12月上旬~4月上旬にオープンしているMt.乗鞍スノーリゾートが冬の乗鞍岳の玄関口。スキー場のリフトを使って高度を稼ぎます。2つ目のリフトを降りたところにある三本滝レストハウス前には黄色いポストがあります。ここへ登山届を提出したら出発!

最後に3つ目のリフトでゲレンデを上り切ったらスキー場管轄外のバックカントリーツアーコースに着き、ここから登り始めます。広く切り開かれた樹林帯の中の道を進むため、多少の悪天候でも道に迷う心配はなし。

ツアーコースに間隔をおいて付けられた番号札の6番を曲がれば位ヶ原山荘へ向かう分岐に到着。

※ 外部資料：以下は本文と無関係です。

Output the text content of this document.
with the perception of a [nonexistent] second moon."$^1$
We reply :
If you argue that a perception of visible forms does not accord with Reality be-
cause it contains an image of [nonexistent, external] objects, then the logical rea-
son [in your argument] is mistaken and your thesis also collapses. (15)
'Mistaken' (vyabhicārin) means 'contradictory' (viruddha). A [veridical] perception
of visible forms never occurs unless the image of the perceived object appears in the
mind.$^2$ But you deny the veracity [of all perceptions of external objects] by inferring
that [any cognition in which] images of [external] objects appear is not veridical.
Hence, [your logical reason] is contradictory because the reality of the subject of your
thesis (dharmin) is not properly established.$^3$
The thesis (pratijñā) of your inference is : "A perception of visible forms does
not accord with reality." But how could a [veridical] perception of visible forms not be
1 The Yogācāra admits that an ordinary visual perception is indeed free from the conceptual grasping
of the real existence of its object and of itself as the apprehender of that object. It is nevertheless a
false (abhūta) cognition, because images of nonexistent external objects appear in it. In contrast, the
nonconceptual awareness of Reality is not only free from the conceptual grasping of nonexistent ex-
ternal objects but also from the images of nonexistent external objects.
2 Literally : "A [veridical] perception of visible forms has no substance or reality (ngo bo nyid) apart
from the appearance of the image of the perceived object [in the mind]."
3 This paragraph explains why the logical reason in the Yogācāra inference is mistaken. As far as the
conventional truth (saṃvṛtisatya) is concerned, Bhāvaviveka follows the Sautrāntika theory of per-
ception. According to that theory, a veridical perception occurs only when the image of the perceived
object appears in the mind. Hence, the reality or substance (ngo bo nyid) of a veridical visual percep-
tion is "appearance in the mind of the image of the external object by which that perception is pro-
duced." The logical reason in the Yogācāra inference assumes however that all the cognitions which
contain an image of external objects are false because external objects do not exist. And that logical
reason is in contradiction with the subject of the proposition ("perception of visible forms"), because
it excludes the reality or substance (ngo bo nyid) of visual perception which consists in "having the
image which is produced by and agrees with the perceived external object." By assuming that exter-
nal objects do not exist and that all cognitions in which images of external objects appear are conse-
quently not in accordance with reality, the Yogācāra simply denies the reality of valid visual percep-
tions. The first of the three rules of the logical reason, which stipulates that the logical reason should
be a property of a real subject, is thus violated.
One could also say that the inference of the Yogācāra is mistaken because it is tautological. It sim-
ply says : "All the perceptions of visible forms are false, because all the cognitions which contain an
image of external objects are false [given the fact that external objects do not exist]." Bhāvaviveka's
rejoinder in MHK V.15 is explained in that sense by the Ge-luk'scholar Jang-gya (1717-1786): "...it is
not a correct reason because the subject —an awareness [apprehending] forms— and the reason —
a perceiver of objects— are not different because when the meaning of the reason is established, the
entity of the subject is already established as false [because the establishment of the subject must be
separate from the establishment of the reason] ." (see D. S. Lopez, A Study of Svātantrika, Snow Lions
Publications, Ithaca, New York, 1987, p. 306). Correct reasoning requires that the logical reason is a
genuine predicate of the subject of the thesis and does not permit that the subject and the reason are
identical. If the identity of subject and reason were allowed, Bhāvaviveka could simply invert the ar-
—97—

赤布の目印を辿って右手の林へ入り、車道へ出たらそのまま道を辿って位ヶ原山荘へ。テント泊の場合は分岐付近での設営も良し。

2日目、山荘から登る場合は、車道を少し戻り夏道と同じところから登ります。分岐からの場合は、そのまま直進。なだらかな広い斜面を登っていきます。かなり広い雪原で、悪天候でガスっていると迷いやすいので要注意。

雪化粧した乗鞍の峰々や槍・穂高連峰の姿を楽しみながら高度を上げていくと、やがて肩ノ小屋口に建つトイレ(冬季閉鎖)が確認でき、目印にしながら稜線目指してさらに進みます。道はなく広々とした雪原なので、適当に好きなところや登りやすいところを登っていきます。

なだらかな斜面はスノーシューが歩きやすく、雪が硬くなる肩ノ小屋に近づく辺りからはアイゼンを装着。斜面には雪の風紋シュカブラも見られます。剣ヶ峰に近づくにつれ次第に傾斜はきつくなります。ストレートに剣ヶ峰を目指す場合は朝日岳のピークは通らず東側を巻いて進みます。